Having a philosophical outlook that defines your world enables you to set the rules, themes, and broad narrative arc of all the stories set in your world. They become part of the same story, rather than a dozen separate stories that share nothing but a location (unless, again, your meta narrative worldview is a post-modernist one and you are specifically trying to make a point by setting twelve mutually contradictory and incoherent stories in one place; George RR Martin sometimes comes close to doing this, although I would argue his success comes when he actually undermines such a goal).
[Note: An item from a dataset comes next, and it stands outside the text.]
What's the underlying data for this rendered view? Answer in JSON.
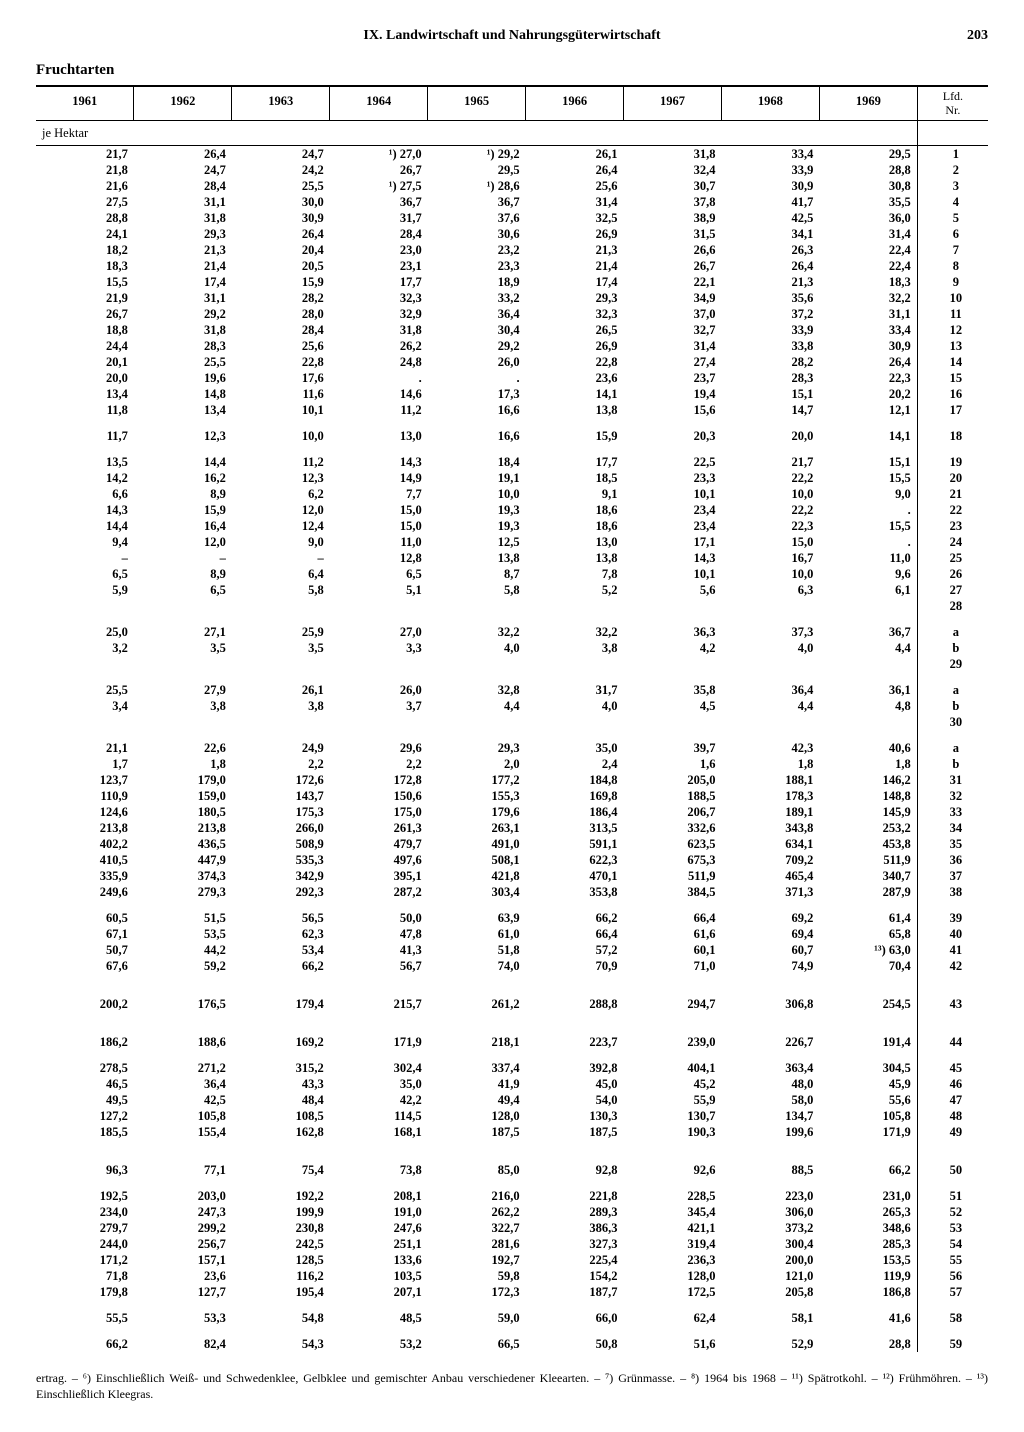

So what about my worldview has been consistent enough to build a foundation with? I'd say I'm influenced by the broad tapestry of dharmic religions more than anything else - the idea that there is a omnipresent, transcendent divinity in the world, that clinging to the material world is the core problem of existence, that man is capable of at least some degree of apotheosis purely by his own effort, that the cosmos goes through cycles of rise and fall and that we are, have been, and will be for a long time yet in the midst of a dark age, that there is an ontological reality and power in words, and that the circumstances of our birth are not accidental. None of this is to say that I am specifically a Hindu or a Buddhist (I may be, in time, but I am not explicitly identifying as such at the moment).
There is the question of ethics - or karma, if we want to stick to the Dharmic terminology. What actions lead to what consequences? What do I want to say is good, and what do I want to say is bad? Modern fantasy too often builds 'morally grey' worlds, which are some of the least challenging, since they rely on an utterly conventional and thoughtless acceptance of modern western morals and act as if it is some subversive and deep claim to present a world where those morals only go so far. All that says is yes, your moral outlook is completely right, the world is at fault for not living up to those standards.
I need to straighten out my sense of ethics/karma/morals, which has been really devastated by all the horrible things I've been through and seen the past few years. And I can't have a world that says something meaningful if there isn't some consistent message, not just behind the structure of the world I build, but also in the behavior of those that inhabit it. But that's difficult when I really struggle to say something meaningful about the behavior of people in this world, beyond "it sucks."
So that's task #1 for this project; go back and reread my Gita, or Patanjali, or whoever, and maybe lean into working on a behaivoral/karmic system for the characters in the world that works off the already Dharmic metaphysical assumptions.